JAKARTA (Lentera) - Forum Pemimpin Redaksi (Pemred) memberi empat usulan kepada pemerintah terkait sejumlah hal yang perlu diakomodasi, dalam rancangan Undang-Undang (UU) Penyiaran guna menjaga keberlanjutan industri media.
Ketua Forum Pemred, Retno Pinasti mengatakan saat ini hampir semua perusahaan media massa menghadapi tantangan, salah satu penyebab dari kondisi ini adalah kesetaraan regulasi dalam ekosistem antara media massa dan media sosial serta platform digital. Dia menekankan pentingnya dukungan pemerintah, terhadap keberlangsungan industri media.
"Dukungan dari pemerintah untuk media sangat penting. Industri media dan pers di Indonesia memerlukan dukungan yang setara dengan industri strategis lainnya. Kebijakan yang berpihak sangat diperlukan agar industri ini dapat bersaing, memiliki independensi, dan menjaga kualitas," kata Retno dalam keterangannya di Jakarta merilis Antara, Jumat (20/6/2025).
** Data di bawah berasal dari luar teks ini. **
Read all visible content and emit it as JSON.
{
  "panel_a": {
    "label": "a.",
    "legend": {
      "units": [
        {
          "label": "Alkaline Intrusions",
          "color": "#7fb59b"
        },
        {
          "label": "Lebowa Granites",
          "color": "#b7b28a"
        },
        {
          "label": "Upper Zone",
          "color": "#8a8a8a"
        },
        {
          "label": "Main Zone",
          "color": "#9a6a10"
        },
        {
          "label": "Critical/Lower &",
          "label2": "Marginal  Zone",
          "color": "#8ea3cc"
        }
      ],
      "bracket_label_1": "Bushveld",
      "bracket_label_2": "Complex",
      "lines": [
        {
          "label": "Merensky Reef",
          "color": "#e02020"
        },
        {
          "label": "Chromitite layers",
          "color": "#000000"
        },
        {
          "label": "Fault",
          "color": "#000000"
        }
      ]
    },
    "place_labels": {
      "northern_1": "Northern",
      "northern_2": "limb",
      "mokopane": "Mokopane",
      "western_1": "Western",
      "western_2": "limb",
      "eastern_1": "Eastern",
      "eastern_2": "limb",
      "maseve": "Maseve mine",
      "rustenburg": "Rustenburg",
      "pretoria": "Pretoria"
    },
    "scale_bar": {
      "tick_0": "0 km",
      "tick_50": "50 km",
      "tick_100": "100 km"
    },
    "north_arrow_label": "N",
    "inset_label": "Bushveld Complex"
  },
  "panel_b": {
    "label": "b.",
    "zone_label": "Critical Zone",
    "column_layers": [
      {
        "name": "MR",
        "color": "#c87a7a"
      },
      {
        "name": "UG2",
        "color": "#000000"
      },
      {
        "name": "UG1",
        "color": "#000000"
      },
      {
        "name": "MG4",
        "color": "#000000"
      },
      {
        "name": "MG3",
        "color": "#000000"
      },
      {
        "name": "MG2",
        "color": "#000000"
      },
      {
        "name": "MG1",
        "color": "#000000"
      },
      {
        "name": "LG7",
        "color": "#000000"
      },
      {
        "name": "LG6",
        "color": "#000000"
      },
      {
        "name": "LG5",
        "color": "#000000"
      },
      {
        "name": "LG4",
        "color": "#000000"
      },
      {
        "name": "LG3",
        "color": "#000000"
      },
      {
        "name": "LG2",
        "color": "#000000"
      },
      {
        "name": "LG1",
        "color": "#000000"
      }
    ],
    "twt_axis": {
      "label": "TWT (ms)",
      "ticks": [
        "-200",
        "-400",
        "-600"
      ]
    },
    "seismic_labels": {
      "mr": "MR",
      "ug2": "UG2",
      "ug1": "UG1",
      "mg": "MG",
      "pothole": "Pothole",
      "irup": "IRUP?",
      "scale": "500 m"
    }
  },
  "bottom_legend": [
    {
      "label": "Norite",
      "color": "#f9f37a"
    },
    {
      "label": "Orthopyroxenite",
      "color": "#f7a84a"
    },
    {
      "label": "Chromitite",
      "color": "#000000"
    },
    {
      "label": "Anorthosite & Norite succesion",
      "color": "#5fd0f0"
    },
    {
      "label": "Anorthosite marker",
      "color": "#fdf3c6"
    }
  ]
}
Selain itu, dia mendorong dibangun tujuan aturan bersama bagi industri media. Tujuan yang dimaksud adalah untuk menciptakan keadilan dan kesempatan yang sama (equal playing field), serta menciptakan ruang publik yang beradab, beretika, dan sesuai dengan nilai-nilai yang dianut oleh masyarakat Indonesia.
Dalam audiensi dengan Kementerian Hukum dan langsung berdialog dengan Menteri Hukum, Supratman Andi Agtas beberapa waktu lalu, Forum Pemred memberikan sejumlah usulan agar bisa diakomodasi di rancangan UU Penyiaran yang tengah dibahas.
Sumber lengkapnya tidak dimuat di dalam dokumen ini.